Gaia yanked the knife out, amazed by the pain, and pressed one hand on the wound. Her severed leg was now several feet away.

BOOM!

She was too slow this time, and some of the pellets hit her arm, lacerating her bicep and spraying blood everywhere. Blood was pumping from the hole in her belly and her leg, and Gaia could already feel herself weakening dramatically.

She felt fear. Pain. And worse, a sort of humiliation that she might be beaten.

“Who are you?” Gaia gasped.

The girl froze for a moment. Looked at her. Smiled and said, “Who am I? I’m the Breeze, bitch!”

This person, this blur of a girl, this Breeze, was a mutant. She was the source of the speed. Gaia couldn’t kill her.

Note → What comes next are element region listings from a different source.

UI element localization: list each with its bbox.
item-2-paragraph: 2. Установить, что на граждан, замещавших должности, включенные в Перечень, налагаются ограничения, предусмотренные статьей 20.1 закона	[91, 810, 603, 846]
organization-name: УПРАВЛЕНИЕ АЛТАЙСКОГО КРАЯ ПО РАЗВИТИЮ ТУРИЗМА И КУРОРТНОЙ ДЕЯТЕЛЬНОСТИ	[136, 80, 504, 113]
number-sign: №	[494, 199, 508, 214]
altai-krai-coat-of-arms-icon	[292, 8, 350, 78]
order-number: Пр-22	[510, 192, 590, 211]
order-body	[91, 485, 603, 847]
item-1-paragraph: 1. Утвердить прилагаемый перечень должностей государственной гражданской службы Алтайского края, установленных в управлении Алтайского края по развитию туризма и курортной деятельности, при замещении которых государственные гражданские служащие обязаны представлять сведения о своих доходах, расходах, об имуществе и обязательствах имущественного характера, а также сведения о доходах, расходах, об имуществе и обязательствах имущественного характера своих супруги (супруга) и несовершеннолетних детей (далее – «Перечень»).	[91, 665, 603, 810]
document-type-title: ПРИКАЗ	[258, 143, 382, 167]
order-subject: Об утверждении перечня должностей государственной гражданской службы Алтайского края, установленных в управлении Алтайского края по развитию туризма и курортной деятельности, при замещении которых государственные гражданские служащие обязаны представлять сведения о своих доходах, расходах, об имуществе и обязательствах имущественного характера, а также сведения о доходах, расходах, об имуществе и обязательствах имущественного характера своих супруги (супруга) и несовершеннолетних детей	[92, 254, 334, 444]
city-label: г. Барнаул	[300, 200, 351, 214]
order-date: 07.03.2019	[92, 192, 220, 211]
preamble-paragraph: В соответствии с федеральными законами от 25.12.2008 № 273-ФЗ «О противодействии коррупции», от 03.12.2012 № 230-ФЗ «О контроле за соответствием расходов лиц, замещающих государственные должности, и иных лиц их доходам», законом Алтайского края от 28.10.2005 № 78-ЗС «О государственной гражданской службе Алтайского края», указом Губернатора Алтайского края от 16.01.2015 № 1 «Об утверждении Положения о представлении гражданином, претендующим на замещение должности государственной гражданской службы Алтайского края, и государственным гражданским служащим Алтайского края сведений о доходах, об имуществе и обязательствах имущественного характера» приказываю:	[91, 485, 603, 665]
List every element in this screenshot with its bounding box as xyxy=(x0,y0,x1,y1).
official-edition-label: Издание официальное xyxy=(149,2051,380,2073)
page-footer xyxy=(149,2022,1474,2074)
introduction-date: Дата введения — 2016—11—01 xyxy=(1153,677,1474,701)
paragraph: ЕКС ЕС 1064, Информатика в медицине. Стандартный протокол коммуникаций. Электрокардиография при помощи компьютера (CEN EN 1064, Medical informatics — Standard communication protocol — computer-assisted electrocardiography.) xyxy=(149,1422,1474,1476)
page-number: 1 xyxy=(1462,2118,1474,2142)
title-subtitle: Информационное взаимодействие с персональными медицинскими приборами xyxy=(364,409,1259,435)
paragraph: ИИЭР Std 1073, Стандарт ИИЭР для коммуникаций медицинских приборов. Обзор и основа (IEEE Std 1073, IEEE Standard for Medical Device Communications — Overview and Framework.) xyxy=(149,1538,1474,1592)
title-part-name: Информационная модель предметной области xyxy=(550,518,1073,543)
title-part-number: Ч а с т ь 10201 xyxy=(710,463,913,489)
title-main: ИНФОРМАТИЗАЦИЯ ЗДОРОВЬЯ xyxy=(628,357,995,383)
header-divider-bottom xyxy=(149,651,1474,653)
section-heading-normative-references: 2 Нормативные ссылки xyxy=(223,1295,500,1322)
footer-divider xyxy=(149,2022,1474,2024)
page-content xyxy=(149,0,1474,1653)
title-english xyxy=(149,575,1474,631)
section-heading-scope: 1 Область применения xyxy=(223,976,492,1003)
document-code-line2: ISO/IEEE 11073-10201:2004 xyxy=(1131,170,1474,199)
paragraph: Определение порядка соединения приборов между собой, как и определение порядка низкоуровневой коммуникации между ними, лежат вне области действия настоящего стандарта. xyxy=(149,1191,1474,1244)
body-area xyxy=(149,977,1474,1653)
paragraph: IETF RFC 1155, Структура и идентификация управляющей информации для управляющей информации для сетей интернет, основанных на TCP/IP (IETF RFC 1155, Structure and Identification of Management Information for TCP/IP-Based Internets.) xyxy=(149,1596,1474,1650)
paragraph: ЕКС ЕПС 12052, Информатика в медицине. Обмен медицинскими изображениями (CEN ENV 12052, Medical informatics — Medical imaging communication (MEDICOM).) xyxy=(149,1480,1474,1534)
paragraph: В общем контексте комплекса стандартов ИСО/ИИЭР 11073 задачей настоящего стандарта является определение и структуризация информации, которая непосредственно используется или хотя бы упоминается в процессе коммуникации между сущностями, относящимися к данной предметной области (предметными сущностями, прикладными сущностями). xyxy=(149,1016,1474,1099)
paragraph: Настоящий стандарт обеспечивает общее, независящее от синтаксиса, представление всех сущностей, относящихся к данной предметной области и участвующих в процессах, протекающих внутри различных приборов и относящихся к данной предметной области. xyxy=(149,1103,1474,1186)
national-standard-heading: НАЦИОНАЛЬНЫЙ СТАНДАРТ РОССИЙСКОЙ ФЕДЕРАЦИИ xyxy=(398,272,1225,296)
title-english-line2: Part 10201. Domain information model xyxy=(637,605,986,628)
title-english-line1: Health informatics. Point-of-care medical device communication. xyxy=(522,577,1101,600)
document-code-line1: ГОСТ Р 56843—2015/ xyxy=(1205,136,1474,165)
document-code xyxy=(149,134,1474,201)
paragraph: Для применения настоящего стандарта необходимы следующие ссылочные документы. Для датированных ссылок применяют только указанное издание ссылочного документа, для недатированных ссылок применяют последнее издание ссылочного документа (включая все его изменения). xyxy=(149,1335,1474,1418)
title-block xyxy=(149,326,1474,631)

And yet, if she didn’t . . .

Gaia swept her killing beam in a wide arc, low to aim for the girl’s legs, and so fast she almost caught her with it. But quickly, so quickly, her target leaped to let the beam pass beneath her, and even as she jumped, Gaia could hear her slamming in another shotgun round.

Gaia struck then with telekinetic force, and the mutant girl went flying backward through the air.

Gaia pressed one hand on the deadlier wound, the one in her midsection, and caused her leg to fly to her. It came a bit too fast and hit her in the head, knocking her on her back again, and now Gaia was really afraid, because if the speed demon attacked again, Gaia would be helpless.

But the telekinetic blow against the Breeze must have been effective, because Gaia had time to shut off the loss of blood from her stomach before the counterattack could come.

This time her tormentor was not moving so fast: she had been hurt, too. Gaia had time to aim and fire her deadly light. The aim was poor and the girl was still quick enough to sidestep the worst of it, but the light caught the side of her head, and she screamed in pain and dropped her shotgun.

Just like I was burned, Gaia thought.

Justice.

Gaia shoved the leg stump in place and focused all her healing power, ignoring the fires and screams, the burning bodies, all around her. She waited only until the skin had reattached at the most tenuous, superficial level—she could not walk on the leg, let alone run—and stood on her remaining good leg and hopped away.

It was an undignified, pain-racked retreat, but no one came after her.

FIFTEEN

38 HOURS, 58 MINUTES

THE LAKE SETTLEMENT burned.

Astrid swam to shore, chilled to the bone by the freezing water, and in something like a state of shock.

She climbed heavily from the water, dragging herself up over the wet pebbles and into the sand. Dekka was already on the shore, and Diana was just behind Astrid.

Other survivors were swimming ashore or had just climbed out of the water. No one was talking. Many were crying.

The water of the lake rose suddenly, a massive waterspout that seemed to carry Dekka and Orc in its flow. Astrid saw Orc move. He was alive.